Retailers New business South Africa

‘Tale of two stories' for Abil and Ellerines

African Bank Investments (Abil), a provider of unsecured loans and the owner of furniture retailer Ellerines, continues to report double-digit earnings growth amid a financial storm that has seen bigger banks report earnings declines.

But the performance for the six months to 31 March is the result of a “tale of two stories,” said CEO Leon Kirkinis.

The banking business grew and it was financially solid, while the furniture operations traded below expectations. The group did not expect the trading environment to improve much in the second half.

A better performance was expected for the full year, but growth from Ellerines was not likely to be strong, he said.

Kirkinis said the introduction of the National Credit Act had caused a marked slide in retail furniture sales, indicating the level of credit to the industry had been artificially high.

Although Ellerines' performance was still being measured against these previous artificially high levels, the level of credit to the sector was starting to reach a “normalised level”, said Kirkinis.

The focus in the second half would be on further integration of financial services, revitalising Ellerines's retail activities and refining the bank's collection and underwriting processes.

Abil's headline earnings increased 16% to R937m for the six months. Headline earnings per share fell 7% to 116.6c due to the more than 60% increase in the number of shares to pay for the acquisition of Ellerines early last year. The interim dividend was lowered to 85c from 105c at the same time last year.

African Bank, Abil's bank subsidiary, raised headline earnings 15% to R747m and its return on equity was 56,8%.

Ellerines reported R190m headline earnings compared with R153m in the previous three months.

The integration of Ellerines's financial services into African Bank was slower than expected.

African Bank's bad debt charge improved to 10.4% of average advances compared with 10.7% in the first quarter of 2008. Sales of new loans increased 11%. Funding liabilities were up 43% to R14,9bn.

Ellerines's sales fell 20.5% to R2,3bn, with cash and credit sales falling 19.7% and 21.2% respectively, mainly due to the smaller store footprint, lower credit approvals, weaker demand and the inflated base of the comparable reporting period.

Adjustments were made to Ellerines' comparative figures as there had “not been sufficient data” at the time of the acquisition and 30 September 2008 “upon which Abil could have more accurately projected the expected performance of the advance book in particular, the loans written during June to December 2007.”

Cash flow comparatives were also restated.

It was not all bad news for Ellerines, as it made some progress towards its objective of providing products at the right price, complemented by a differentiated risk-based credit offering. The rationalised management had been bedded down, new merchandise management skills were introduced and the store footprint continued to be optimised.

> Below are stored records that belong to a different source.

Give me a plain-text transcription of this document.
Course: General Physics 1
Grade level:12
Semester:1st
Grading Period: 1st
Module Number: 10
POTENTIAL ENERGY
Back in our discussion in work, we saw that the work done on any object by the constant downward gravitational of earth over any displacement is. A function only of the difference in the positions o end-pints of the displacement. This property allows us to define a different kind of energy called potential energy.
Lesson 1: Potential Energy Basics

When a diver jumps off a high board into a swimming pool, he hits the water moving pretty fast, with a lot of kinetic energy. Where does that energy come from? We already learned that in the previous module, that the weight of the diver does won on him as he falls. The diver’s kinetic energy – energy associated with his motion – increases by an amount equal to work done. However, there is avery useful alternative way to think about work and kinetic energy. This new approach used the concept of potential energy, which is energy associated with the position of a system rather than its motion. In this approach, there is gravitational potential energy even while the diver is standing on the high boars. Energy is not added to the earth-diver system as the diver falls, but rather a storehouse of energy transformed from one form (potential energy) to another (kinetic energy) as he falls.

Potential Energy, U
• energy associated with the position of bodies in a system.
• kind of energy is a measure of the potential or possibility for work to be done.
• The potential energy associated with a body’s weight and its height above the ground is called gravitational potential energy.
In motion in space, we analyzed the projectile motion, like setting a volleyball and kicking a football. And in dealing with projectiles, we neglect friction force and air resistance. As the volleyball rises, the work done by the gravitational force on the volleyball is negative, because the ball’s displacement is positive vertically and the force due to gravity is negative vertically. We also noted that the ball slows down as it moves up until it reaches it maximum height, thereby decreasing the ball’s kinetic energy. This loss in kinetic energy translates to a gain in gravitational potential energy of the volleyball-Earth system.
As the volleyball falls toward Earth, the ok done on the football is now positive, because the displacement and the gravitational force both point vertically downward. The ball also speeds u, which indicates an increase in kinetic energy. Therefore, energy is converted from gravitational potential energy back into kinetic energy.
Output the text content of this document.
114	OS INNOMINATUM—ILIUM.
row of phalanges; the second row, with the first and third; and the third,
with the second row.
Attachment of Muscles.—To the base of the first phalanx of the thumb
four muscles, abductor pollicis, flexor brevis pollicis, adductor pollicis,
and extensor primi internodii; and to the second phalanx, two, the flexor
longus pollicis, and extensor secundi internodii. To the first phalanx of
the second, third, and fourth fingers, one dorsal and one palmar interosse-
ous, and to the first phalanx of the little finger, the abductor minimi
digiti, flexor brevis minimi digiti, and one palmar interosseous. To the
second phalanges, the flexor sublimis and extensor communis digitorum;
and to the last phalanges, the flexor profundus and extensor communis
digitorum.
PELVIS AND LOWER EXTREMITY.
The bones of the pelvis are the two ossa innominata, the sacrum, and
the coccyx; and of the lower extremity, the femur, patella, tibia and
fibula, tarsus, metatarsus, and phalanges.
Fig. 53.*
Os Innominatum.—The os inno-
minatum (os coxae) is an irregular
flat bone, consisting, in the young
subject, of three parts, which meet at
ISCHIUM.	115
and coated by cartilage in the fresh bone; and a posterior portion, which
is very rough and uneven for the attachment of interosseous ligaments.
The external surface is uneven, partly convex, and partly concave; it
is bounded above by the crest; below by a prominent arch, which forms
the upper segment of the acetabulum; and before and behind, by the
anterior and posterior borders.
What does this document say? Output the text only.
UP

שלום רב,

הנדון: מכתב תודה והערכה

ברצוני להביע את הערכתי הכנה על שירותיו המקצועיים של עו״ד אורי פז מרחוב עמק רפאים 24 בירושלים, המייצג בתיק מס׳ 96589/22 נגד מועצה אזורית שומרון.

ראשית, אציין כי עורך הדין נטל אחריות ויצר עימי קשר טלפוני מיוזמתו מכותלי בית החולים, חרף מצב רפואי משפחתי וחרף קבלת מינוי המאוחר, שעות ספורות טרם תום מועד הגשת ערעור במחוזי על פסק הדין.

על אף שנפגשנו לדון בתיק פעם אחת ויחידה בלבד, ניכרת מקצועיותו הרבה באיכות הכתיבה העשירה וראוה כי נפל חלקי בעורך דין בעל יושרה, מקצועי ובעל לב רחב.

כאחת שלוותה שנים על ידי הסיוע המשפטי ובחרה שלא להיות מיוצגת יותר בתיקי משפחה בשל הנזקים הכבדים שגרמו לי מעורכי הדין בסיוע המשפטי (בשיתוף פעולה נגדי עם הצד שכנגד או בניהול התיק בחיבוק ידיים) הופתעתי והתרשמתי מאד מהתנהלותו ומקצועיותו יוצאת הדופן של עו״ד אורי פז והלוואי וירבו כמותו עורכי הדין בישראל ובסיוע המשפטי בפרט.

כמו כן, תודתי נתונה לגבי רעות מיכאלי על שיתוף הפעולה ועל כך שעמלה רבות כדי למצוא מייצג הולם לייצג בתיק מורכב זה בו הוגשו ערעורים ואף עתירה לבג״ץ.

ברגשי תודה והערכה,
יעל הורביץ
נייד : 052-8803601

Development of a strategically aligned supply chain was on track.

African Bank continued to implement and refine its price differentiation, risk segmentation and price reduction strategies in the first half.

As a result, the customer base grew steadily, asset quality had been maintained, while a conservative approach to liability and capital management had negated much of the impact of the dislocation in capital markets. Abil's share price slipped 3.6% to R26.75 yesterday.